I. The Grim Reaper's Promise and a Dead Man's Choice
There is a mask that I hide behind, worn out, with the paint chipped and the edges smooth.
It doesn't protect me from what I see, the gouged eyes staring blank and empty, blood splattered and oozing, bodies crumpled, stepped on, faces craved with knives, angry red lines against wax paper skin. From cold-blooded murders, to accidental crimes, to peaceful deaths and half-spoken lies before the final breath- I've seen it all. The mask doesn't protect me from the piercing screams either, or the helpless pleas that begged for me to spare them. My mask doesn't protect me, but protects them from seeing what is past death. What's on the other side.
So as I bow down to press my bony fingers against their pale faces, cold as stone, frozen and still like ice, I whisper a single promise into their ears. As I wait for their choice, time seeping by, before I take my mask off and cut their souls out, fold it carefully like an origami crane, then break it like glass, into a thousand shimmering pieces.
I am the Grim Reaper, and my promise is simple.
If I let you live, one last chance to survive, to push you back into the world of the living, I want one favour in exchange.
One heart, a body killed with three knife wounds, unharmed in any other way, and three litres of thick blood.
II. Red: The Colour of the Beast
I remember the first time I made a promise, to a woman named Emilie Beaurigarde that was as beautiful as a silent angel, graceful as a ballet dancer and as quiet as death, with jewels that twinkled as brightly as the blanket of stars in the night sky.
It was on a cold autumn night, the 6th October, 1992.
Fire licked and tasted everything, from the dead bodies to the ones that ran.
It leapt and danced, leering at its victims, snarling and laughing. It was always one step ahead, moving ever so quickly, like the beast it was. The fire was starving, hungry for meat, lusting for death as smoke rose, thick and dark, seeping stealthily across the village, cloaking everything in a mist of darkness.

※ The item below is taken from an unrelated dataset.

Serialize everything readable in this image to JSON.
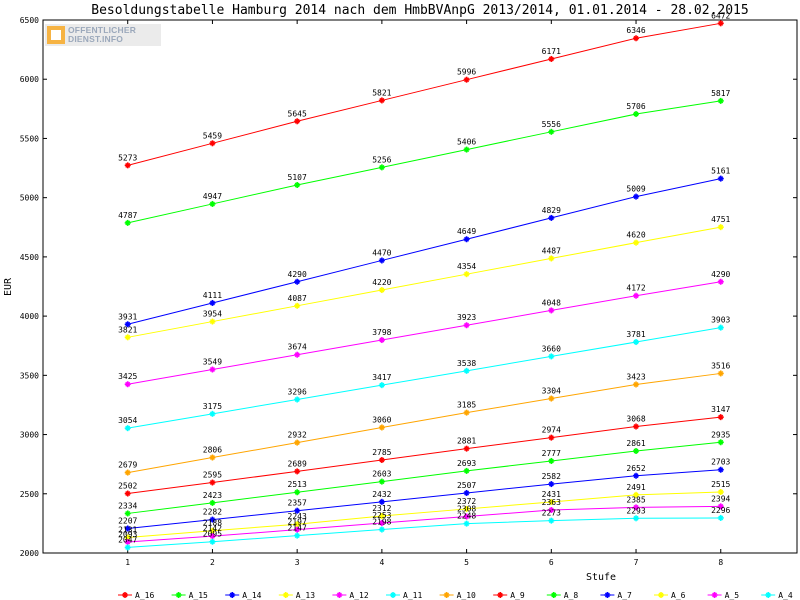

The fire turned the corpses to ashes; they withered and crippled and ceased to exist. Burnt hands grabbed desperately to those around them, lashing out like whips to anyone running past. Cries of pain and weeping, muffled by the sound of crackling wood and bodies, every plea was worthless, every prayer unanswered. Mouths gaping open, blue lips cracked and peeling as scarlet and black wounds blossomed, blackened flesh burnt to the bone. The bodies littered the ground, some dead, all agonized. Their lifeless eyes bore into the fire; the enemy, the beast, the monster. Screams pierced the crackling air that tore the night sky apart, singing of pure pain.
A body was dragged out into a clearing, and a heart was cut out and stolen.

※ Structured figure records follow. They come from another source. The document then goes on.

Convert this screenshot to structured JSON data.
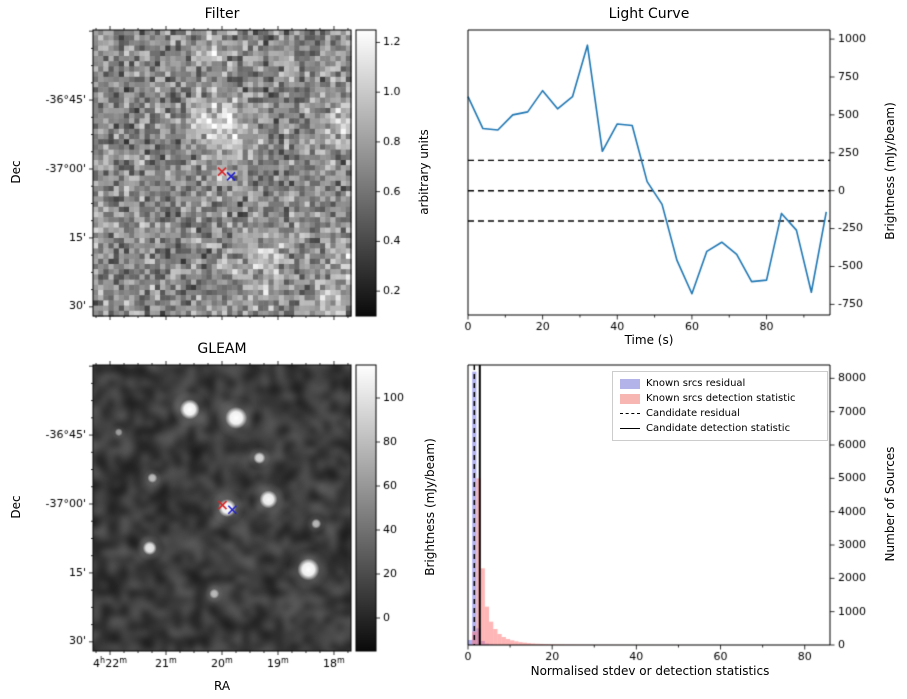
{
  "chart_data": [
    {
      "type": "heatmap",
      "title": "Filter",
      "xlabel": "",
      "ylabel": "Dec",
      "colorbar": {
        "label": "arbitrary units",
        "tick_labels": [
          "1.2",
          "1.0",
          "0.8",
          "0.6",
          "0.4",
          "0.2"
        ],
        "tick_values": [
          1.2,
          1.0,
          0.8,
          0.6,
          0.4,
          0.2
        ],
        "vmin": 0.1,
        "vmax": 1.25
      },
      "ytick_labels": [
        "-36°45'",
        "-37°00'",
        "15'",
        "30'"
      ],
      "ytick_pos": [
        0.245,
        0.486,
        0.727,
        0.965
      ],
      "xtick_pos": [
        0.066,
        0.283,
        0.5,
        0.717,
        0.934
      ],
      "markers": [
        {
          "shape": "x",
          "color": "#d62728",
          "x": 0.5,
          "y": 0.495
        },
        {
          "shape": "x",
          "color": "#2222cc",
          "x": 0.535,
          "y": 0.512
        }
      ]
    },
    {
      "type": "line",
      "title": "Light Curve",
      "xlabel": "Time (s)",
      "ylabel": "Brightness (mJy/beam)",
      "line_color": "#1f77b4",
      "x": [
        0,
        4,
        8,
        12,
        16,
        20,
        24,
        28,
        32,
        36,
        40,
        44,
        48,
        52,
        56,
        60,
        64,
        68,
        72,
        76,
        80,
        84,
        88,
        92,
        96
      ],
      "y": [
        620,
        410,
        400,
        500,
        520,
        660,
        540,
        620,
        960,
        260,
        440,
        430,
        60,
        -90,
        -460,
        -680,
        -400,
        -340,
        -420,
        -600,
        -590,
        -150,
        -260,
        -670,
        -140
      ],
      "xticks": [
        0,
        20,
        40,
        60,
        80
      ],
      "yticks": [
        1000,
        750,
        500,
        250,
        0,
        -250,
        -500,
        -750
      ],
      "xlim": [
        0,
        97
      ],
      "ylim": [
        -820,
        1060
      ],
      "hlines": {
        "style": "dashed",
        "values": [
          200,
          0,
          -200
        ]
      }
    },
    {
      "type": "heatmap",
      "title": "GLEAM",
      "xlabel": "RA",
      "ylabel": "Dec",
      "colorbar": {
        "label": "Brightness (mJy/beam)",
        "tick_labels": [
          "100",
          "80",
          "60",
          "40",
          "20",
          "0"
        ],
        "tick_values": [
          100,
          80,
          60,
          40,
          20,
          0
        ],
        "vmin": -15,
        "vmax": 115
      },
      "xtick_labels": [
        "4h22m",
        "21m",
        "20m",
        "19m",
        "18m"
      ],
      "xtick_pos": [
        0.066,
        0.283,
        0.5,
        0.717,
        0.934
      ],
      "ytick_labels": [
        "-36°45'",
        "-37°00'",
        "15'",
        "30'"
      ],
      "ytick_pos": [
        0.245,
        0.486,
        0.727,
        0.965
      ],
      "sources": [
        {
          "x": 0.375,
          "y": 0.155,
          "r": 10,
          "i": 1.0
        },
        {
          "x": 0.555,
          "y": 0.185,
          "r": 11,
          "i": 1.0
        },
        {
          "x": 0.645,
          "y": 0.325,
          "r": 6,
          "i": 0.75
        },
        {
          "x": 0.23,
          "y": 0.395,
          "r": 5,
          "i": 0.6
        },
        {
          "x": 0.1,
          "y": 0.235,
          "r": 4,
          "i": 0.45
        },
        {
          "x": 0.52,
          "y": 0.5,
          "r": 9,
          "i": 1.0
        },
        {
          "x": 0.68,
          "y": 0.47,
          "r": 9,
          "i": 0.95
        },
        {
          "x": 0.22,
          "y": 0.64,
          "r": 7,
          "i": 0.85
        },
        {
          "x": 0.865,
          "y": 0.555,
          "r": 5,
          "i": 0.6
        },
        {
          "x": 0.835,
          "y": 0.715,
          "r": 11,
          "i": 1.0
        },
        {
          "x": 0.47,
          "y": 0.8,
          "r": 5,
          "i": 0.55
        }
      ],
      "markers": [
        {
          "shape": "x",
          "color": "#d62728",
          "x": 0.502,
          "y": 0.49
        },
        {
          "shape": "x",
          "color": "#2222cc",
          "x": 0.54,
          "y": 0.506
        }
      ]
    },
    {
      "type": "bar",
      "title": "",
      "xlabel": "Normalised stdev or detection statistics",
      "ylabel": "Number of Sources",
      "bins": {
        "start": 0,
        "width": 1
      },
      "xticks": [
        0,
        20,
        40,
        60,
        80
      ],
      "yticks": [
        0,
        1000,
        2000,
        3000,
        4000,
        5000,
        6000,
        7000,
        8000
      ],
      "xlim": [
        0,
        86
      ],
      "ylim": [
        0,
        8400
      ],
      "series": [
        {
          "name": "Known srcs residual",
          "fill": "rgba(115,115,230,0.55)",
          "legend_color": "#b3b3ea",
          "values": [
            150,
            8200,
            500,
            120,
            40,
            15,
            6,
            3,
            2,
            1,
            1
          ]
        },
        {
          "name": "Known srcs detection statistic",
          "fill": "rgba(255,110,110,0.5)",
          "legend_color": "#f7b6b2",
          "values": [
            0,
            400,
            5000,
            2300,
            1150,
            700,
            480,
            330,
            240,
            180,
            140,
            110,
            85,
            70,
            55,
            45,
            38,
            32,
            27,
            22,
            19,
            17,
            15,
            13,
            12,
            11,
            10,
            9,
            8,
            8,
            7,
            7,
            6,
            6,
            5,
            5,
            5,
            4,
            4,
            4,
            3,
            3,
            3,
            3,
            2,
            2,
            2,
            2,
            2,
            2,
            2,
            2,
            1,
            1,
            1,
            1,
            1,
            1,
            1,
            1,
            1,
            1,
            1,
            1,
            1,
            1,
            1,
            1,
            1,
            1,
            1,
            1,
            1,
            1,
            1,
            1,
            1,
            1,
            1,
            1,
            1,
            1,
            1,
            1,
            1
          ]
        }
      ],
      "vlines": [
        {
          "name": "Candidate residual",
          "style": "dashed",
          "x": 1.5
        },
        {
          "name": "Candidate detection statistic",
          "style": "solid",
          "x": 2.8
        }
      ]
    }
  ]
}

In the distance, mad eyes glistened in the shadows, pearly white teeth gleaming, blank faces grinning like a thousand devils, as jewels, reflecting the warm glow of the humming fire sparkled around a woman's neck. Fur coats slick with blood, men with gold teeth and tattoos of devil horns. Laughter echoed, clear and crisp, as the flames nibbled and bit until all that was left was ash and bone.
III. As Easy as 1, 2, 3
Nine days later on the 15th October, 1992, there was another death.
Thunder boomed in the distant, lightening flashed amidst the dark sky. The rain had stopped. The flame of a torch blazed, flickering and illuminating menacing pine trees, turning the ice and snow scarlet red. Skeletons of trees quivered and shook as the winter exhaled a cold breath, throwing dark shadows that stretched and bent. Black crows squawked as there was a wolf cry in the forest.